Background:
We have one project that use spark process some log/csv files, each file size is very large, for example 20GB.
So we need to compress the log/csv file
Example
HDFS block size: 128M, and we have a 1GB log file.
if file is not compressed, there will be 8 blocks in HDFS
var rddFlat = sc.textFile("hdfs:///tmp/test.log")
rddFlat.partition.length will be 8 (since there will be 8 input splits)
if use bzip2, suppose after compression the compressed size is 256MB(actually bz has high compress ratio), there will be 2 blocks
var rddCompress = sc.textFile("hdfs:///tmp/test.log.bz2")
rddCompress.partition.length will be 2 (is it right?)
if we have the following transformation and action
var cnFlat = rddFlat.map(x => x.contains("error")).count();
var cnCompress = rddCompress.map(x => x.contains("error")).count();
My doubts
(The relation of HDFS block, input split and spark partitions of compressed file, splittable and not splittable compression)
How spark handle the compressed partitions?

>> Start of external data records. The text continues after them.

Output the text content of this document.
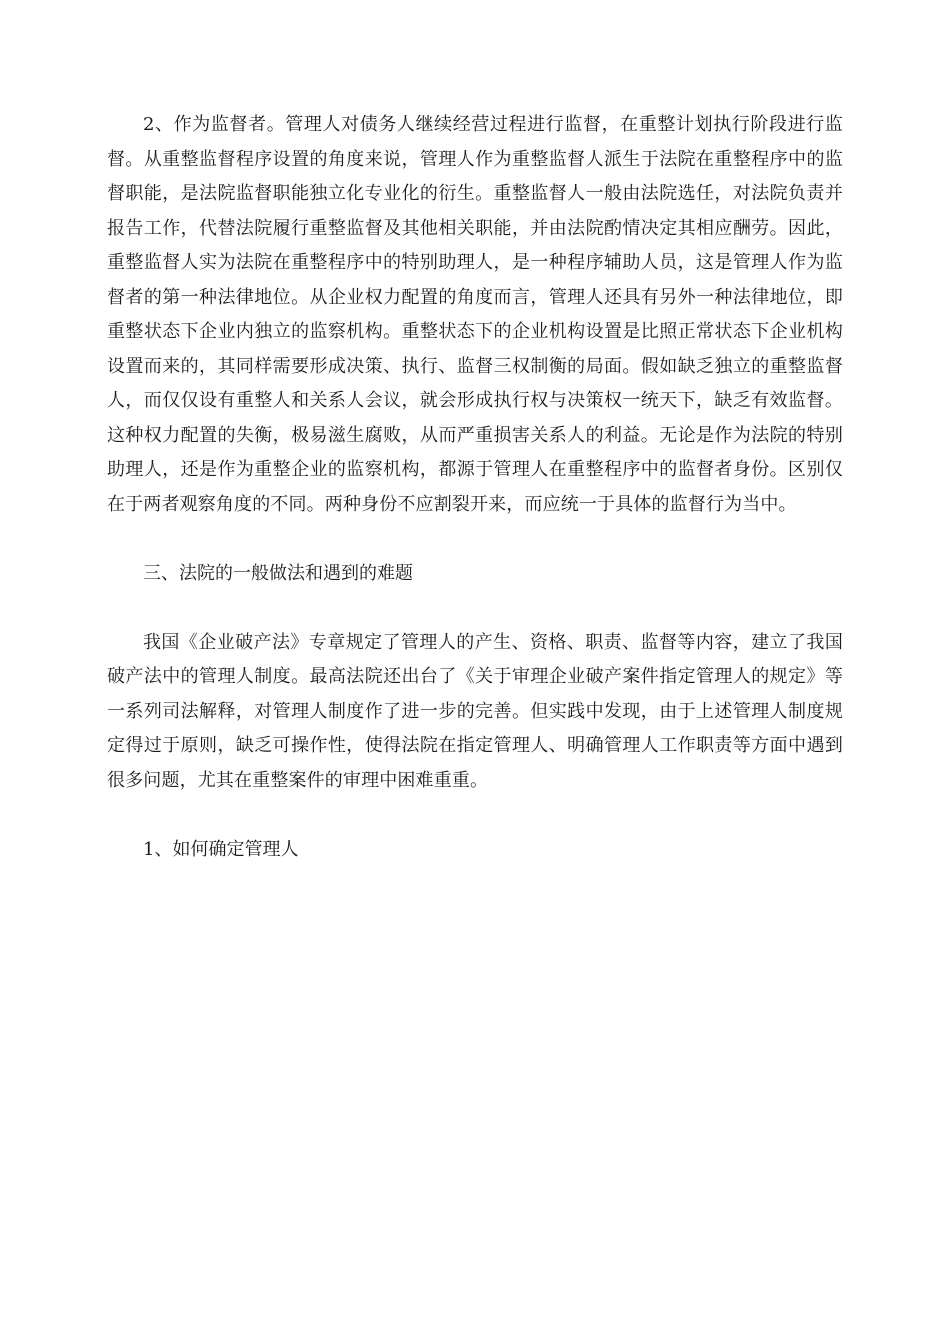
2、作为监督者。管理人对债务人继续经营过程进行监督，在重整计划执行阶段进行监督。从重整监督程序设置的角度来说，管理人作为重整监督人派生于法院在重整程序中的监督职能，是法院监督职能独立化专业化的衍生。重整监督人一般由法院选任，对法院负责并报告工作，代替法院履行重整监督及其他相关职能，并由法院酌情决定其相应酬劳。因此，重整监督人实为法院在重整程序中的特别助理人，是一种程序辅助人员，这是管理人作为监督者的第一种法律地位。从企业权力配置的角度而言，管理人还具有另外一种法律地位，即重整状态下企业内独立的监察机构。重整状态下的企业机构设置是比照正常状态下企业机构设置而来的，其同样需要形成决策、执行、监督三权制衡的局面。假如缺乏独立的重整监督人，而仅仅设有重整人和关系人会议，就会形成执行权与决策权一统天下，缺乏有效监督。这种权力配置的失衡，极易滋生腐败，从而严重损害关系人的利益。无论是作为法院的特别助理人，还是作为重整企业的监察机构，都源于管理人在重整程序中的监督者身份。区别仅在于两者观察角度的不同。两种身份不应割裂开来，而应统一于具体的监督行为当中。

三、法院的一般做法和遇到的难题

我国《企业破产法》专章规定了管理人的产生、资格、职责、监督等内容，建立了我国破产法中的管理人制度。最高法院还出台了《关于审理企业破产案件指定管理人的规定》等一系列司法解释，对管理人制度作了进一步的完善。但实践中发现，由于上述管理人制度规定得过于原则，缺乏可操作性，使得法院在指定管理人、明确管理人工作职责等方面中遇到很多问题，尤其在重整案件的审理中困难重重。

1、如何确定管理人
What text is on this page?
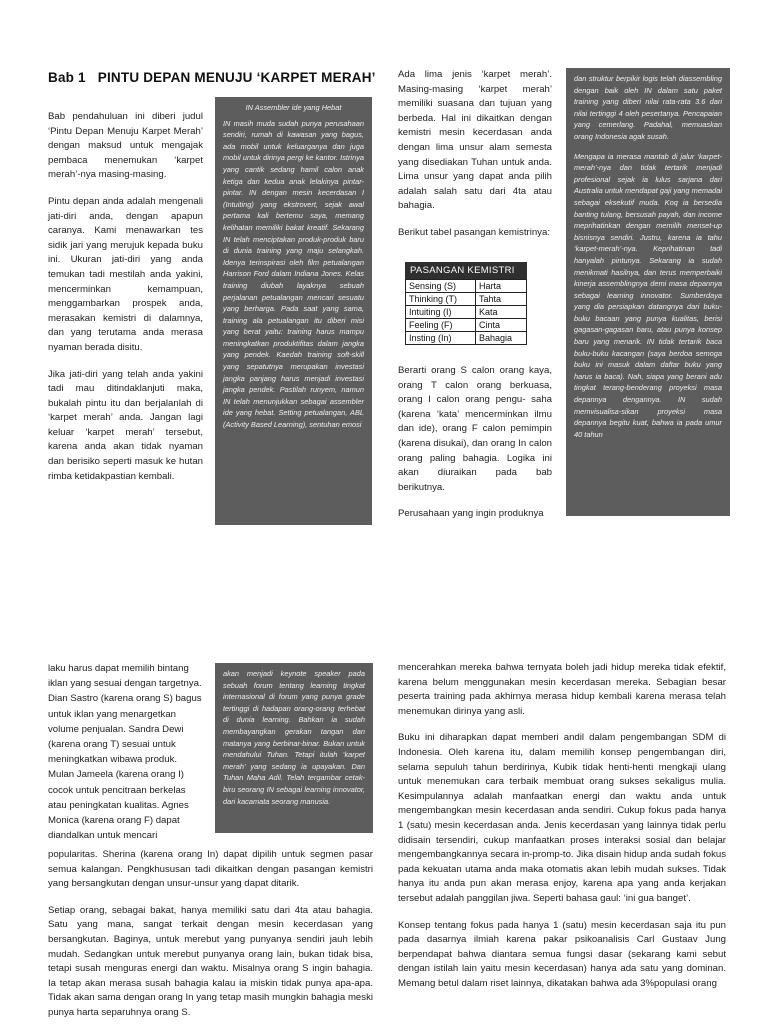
Bab 1 PINTU DEPAN MENUJU ‘KARPET MERAH’

Bab pendahuluan ini diberi judul ‘Pintu Depan Menuju Karpet Merah’ dengan maksud untuk mengajak pembaca menemukan ‘karpet merah’-nya masing-masing.

Pintu depan anda adalah mengenali jati-diri anda, dengan apapun caranya. Kami menawarkan tes sidik jari yang merujuk kepada buku ini. Ukuran jati-diri yang anda temukan tadi mestilah anda yakini, mencerminkan kemampuan, menggambarkan prospek anda, merasakan kemistri di dalamnya, dan yang terutama anda merasa nyaman berada disitu.

Jika jati-diri yang telah anda yakini tadi mau ditindaklanjuti maka, bukalah pintu itu dan berjalanlah di ‘karpet merah’ anda. Jangan lagi keluar ‘karpet merah’ tersebut, karena anda akan tidak nyaman dan berisiko seperti masuk ke hutan rimba ketidakpastian kembali.

IN Assembler ide yang Hebat

IN masih muda sudah punya perusahaan sendiri, rumah di kawasan yang bagus, ada mobil untuk keluarganya dan juga mobil untuk dirinya pergi ke kantor. Istrinya yang cantik sedang hamil calon anak ketiga dan kedua anak lelakinya pintar-pintar. IN dengan mesin kecerdasan I (Intuiting) yang ekstrovert, sejak awal pertama kali bertemu saya, memang kelihatan memiliki bakat kreatif. Sekarang IN telah menciptakan produk-produk baru di dunia training yang maju selangkah. Idenya terinspirasi oleh film petualangan Harrison Ford dalam Indiana Jones. Kelas training diubah layaknya sebuah perjalanan petualangan mencari sesuatu yang berharga. Pada saat yang sama, training ala petualangan itu diberi misi yang berat yaitu: training harus mampu meningkatkan produktifitas dalam jangka yang pendek. Kaedah training soft-skill yang sepatutnya merupakan investasi jangka panjang harus menjadi investasi jangka pendek. Pastilah runyem, namun IN telah menunjukkan sebagai assembler ide yang hebat. Setting petualangan, ABL (Activity Based Learning), sentuhan emosi

Ada lima jenis ‘karpet merah’. Masing-masing ‘karpet merah’ memiliki suasana dan tujuan yang berbeda. Hal ini dikaitkan dengan kemistri mesin kecerdasan anda dengan lima unsur alam semesta yang disediakan Tuhan untuk anda. Lima unsur yang dapat anda pilih adalah salah satu dari 4ta atau bahagia.

Berikut tabel pasangan kemistrinya:

PASANGAN KEMISTRI
Sensing (S)	Harta
Thinking (T)	Tahta
Intuiting (I)	Kata
Feeling (F)	Cinta
Insting (In)	Bahagia

Berarti orang S calon orang kaya, orang T calon orang berkuasa, orang I calon orang pengu- saha (karena ‘kata’ mencerminkan ilmu dan ide), orang F calon pemimpin (karena disukai), dan orang In calon orang paling bahagia. Logika ini akan diuraikan pada bab berikutnya.

Perusahaan yang ingin produknya

dan struktur berpikir logis telah diassembling dengan baik oleh IN dalam satu paket training yang diberi nilai rata-rata 3.6 dari nilai tertinggi 4 oleh pesertanya. Pencapaian yang cemerlang. Padahal, memuaskan orang Indonesia agak susah.

Mengapa ia merasa mantab di jalur ‘karpet-merah’-nya dan tidak tertarik menjadi profesional sejak ia lulus sarjana dari Australia untuk mendapat gaji yang memadai sebagai eksekutif muda. Koq ia bersedia banting tulang, bersusah payah, dan income meprihatinkan dengan memilih menset-up bisnisnya sendiri. Justru, karena ia tahu ‘karpet-merah’-nya. Keprihatinan tadi hanyalah pintunya. Sekarang ia sudah menikmati hasilnya, dan terus memperbaiki kinerja assemblingnya demi masa depannya sebagai learning innovator. Sumberdaya yang dia persiapkan datangnya dari buku-buku bacaan yang punya kualitas, berisi gagasan-gagasan baru, atau punya konsep baru yang menarik. IN tidak tertarik baca buku-buku kacangan (saya berdoa semoga buku ini masuk dalam daftar buku yang harus ia baca). Nah, siapa yang berani adu tingkat terang-benderang proyeksi masa depannya dengannya. IN sudah memvisualisa-sikan proyeksi masa depannya begitu kuat, bahwa ia pada umur 40 tahun

laku harus dapat memilih bintang
iklan yang sesuai dengan targetnya.
Dian Sastro (karena orang S) bagus
untuk iklan yang menargetkan
volume penjualan. Sandra Dewi
(karena orang T) sesuai untuk
meningkatkan wibawa produk.
Mulan Jameela (karena orang I)
cocok untuk pencitraan berkelas
atau peningkatan kualitas. Agnes
Monica (karena orang F) dapat
diandalkan untuk mencari

akan menjadi keynote speaker pada sebuah forum tentang learning tingkat internasional di forum yang punya grade tertinggi di hadapan orang-orang terhebat di dunia learning. Bahkan ia sudah membayangkan gerakan tangan dan matanya yang berbinar-binar. Bukan untuk mendahului Tuhan. Tetapi itulah ‘karpet merah’ yang sedang ia upayakan. Dan Tuhan Maha Adil. Telah tergambar cetak-biru seorang IN sebagai learning innovator, dari kacamata seorang manusia.

popularitas. Sherina (karena orang In) dapat dipilih untuk segmen pasar semua kalangan. Pengkhususan tadi dikaitkan dengan pasangan kemistri yang bersangkutan dengan unsur-unsur yang dapat ditarik.

Setiap orang, sebagai bakat, hanya memiliki satu dari 4ta atau bahagia. Satu yang mana, sangat terkait dengan mesin kecerdasan yang bersangkutan. Baginya, untuk merebut yang punyanya sendiri jauh lebih mudah. Sedangkan untuk merebut punyanya orang lain, bukan tidak bisa, tetapi susah menguras energi dan waktu. Misalnya orang S ingin bahagia. Ia tetap akan merasa susah bahagia kalau ia miskin tidak punya apa-apa. Tidak akan sama dengan orang In yang tetap masih mungkin bahagia meski punya harta separuhnya orang S.

mencerahkan mereka bahwa ternyata boleh jadi hidup mereka tidak efektif, karena belum menggunakan mesin kecerdasan mereka. Sebagian besar peserta training pada akhirnya merasa hidup kembali karena merasa telah menemukan dirinya yang asli.

Buku ini diharapkan dapat memberi andil dalam pengembangan SDM di Indonesia. Oleh karena itu, dalam memilih konsep pengembangan diri, selama sepuluh tahun berdirinya, Kubik tidak henti-henti mengkaji ulang untuk menemukan cara terbaik membuat orang sukses sekaligus mulia. Kesimpulannya adalah manfaatkan energi dan waktu anda untuk mengembangkan mesin kecerdasan anda sendiri. Cukup fokus pada hanya 1 (satu) mesin kecerdasan anda. Jenis kecerdasan yang lainnya tidak perlu didisain tersendiri, cukup manfaatkan proses interaksi sosial dan belajar mengembangkannya secara in-promp-to. Jika disain hidup anda sudah fokus pada kekuatan utama anda maka otomatis akan lebih mudah sukses. Tidak hanya itu anda pun akan merasa enjoy, karena apa yang anda kerjakan tersebut adalah panggilan jiwa. Seperti bahasa gaul: ‘ini gua banget’.

Konsep tentang fokus pada hanya 1 (satu) mesin kecerdasan saja itu pun pada dasarnya ilmiah karena pakar psikoanalisis Carl Gustaav Jung berpendapat bahwa diantara semua fungsi dasar (sekarang kami sebut dengan istilah lain yaitu mesin kecerdasan) hanya ada satu yang dominan. Memang betul dalam riset lainnya, dikatakan bahwa ada 3%populasi orang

each executor of spark will uncompressed their assinged partition into spark block and do the transformations and action on the block?
Which one is slower, if we remove the uncompress time?
the cnCompress calcualtion will be slower? for there are only 2 partitions and only two node will do the transformation and action. for the cnFlat there are 8 partitions.
When choosing a compress codec(splittableor not splittable), do we need to consider the compressed size?
After compression, if the compressed size is less or equal to HDFS block size. In terms of splittable, it make no sense whether we choose splittableor not splittable compression codec, because there will be only one partition of spark RDD(I mean only one worker will process the rdd)?